Argumen yang digunakan pemerintah terdengar sederhana sekaligus populer: subsidi energi tidak boleh dinikmati kelompok mampu. Narasi ini secara politik sangat efektif karena membangun kesan bahwa negara sedang memperjuangkan keadilan distribusi. Namun persoalannya, asumsi dasar kebijakan tersebut tidak sepenuhnya sesuai dengan realitas sosial masyarakat Indonesia.
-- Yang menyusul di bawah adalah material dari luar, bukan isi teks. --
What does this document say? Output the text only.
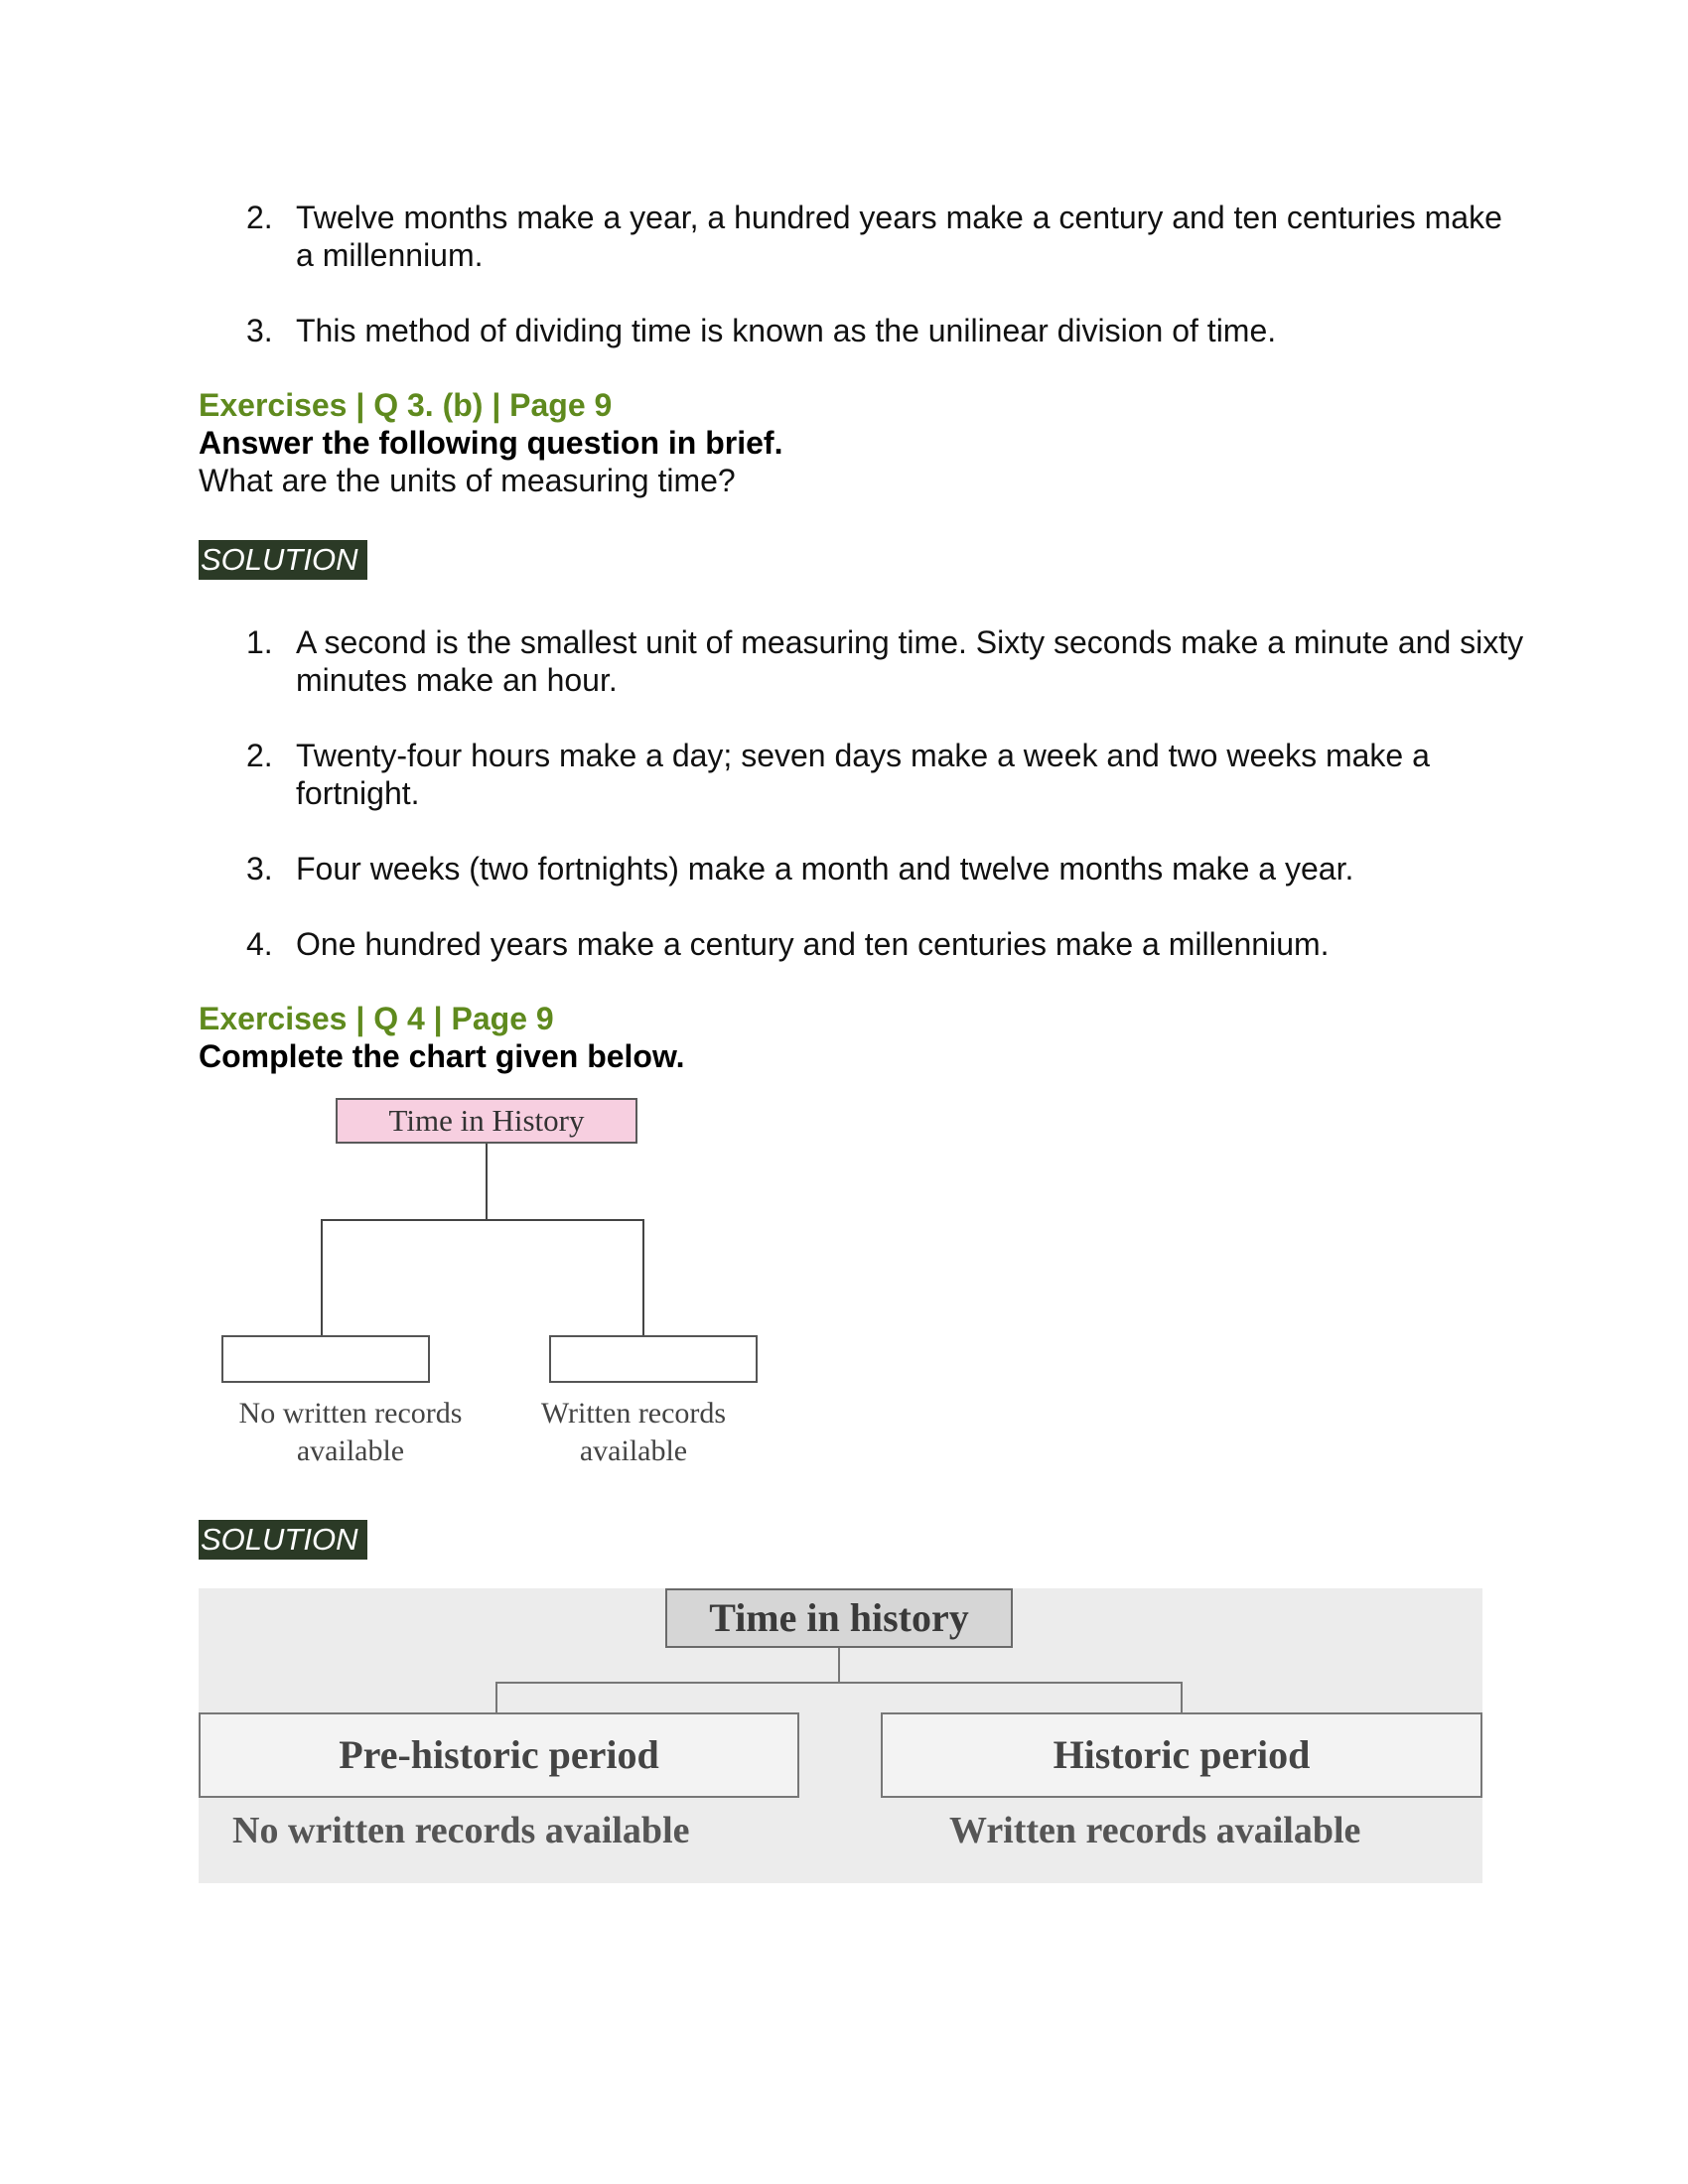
2. Twelve months make a year, a hundred years make a century and ten centuries make a millennium.
3. This method of dividing time is known as the unilinear division of time.
Exercises | Q 3. (b) | Page 9
Answer the following question in brief.
What are the units of measuring time?
SOLUTION
1. A second is the smallest unit of measuring time. Sixty seconds make a minute and sixty minutes make an hour.
2. Twenty-four hours make a day; seven days make a week and two weeks make a fortnight.
3. Four weeks (two fortnights) make a month and twelve months make a year.
4. One hundred years make a century and ten centuries make a millennium.
Exercises | Q 4 | Page 9
Complete the chart given below.
Time in History
No written records
available
Written records
available
SOLUTION
Time in history
Pre-historic period	Historic period
No written records available	Written records available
Pertamax bukan lagi sekadar konsumsi kelompok menengah atas. Di banyak daerah, pengguna Pertamax justru berasal dari kelompok pekerja produktif seperti pengemudi ojek online, pelaku usaha mikro, pekerja lapangan, hingga masyarakat kelas menengah yang menggunakan kendaraan sebagai instrumen produksi ekonomi. Mereka memilih Pertamax bukan karena simbol status sosial, melainkan karena pertimbangan efisiensi dan keberlanjutan kendaraan yang menjadi sumber penghasilan sehari-hari.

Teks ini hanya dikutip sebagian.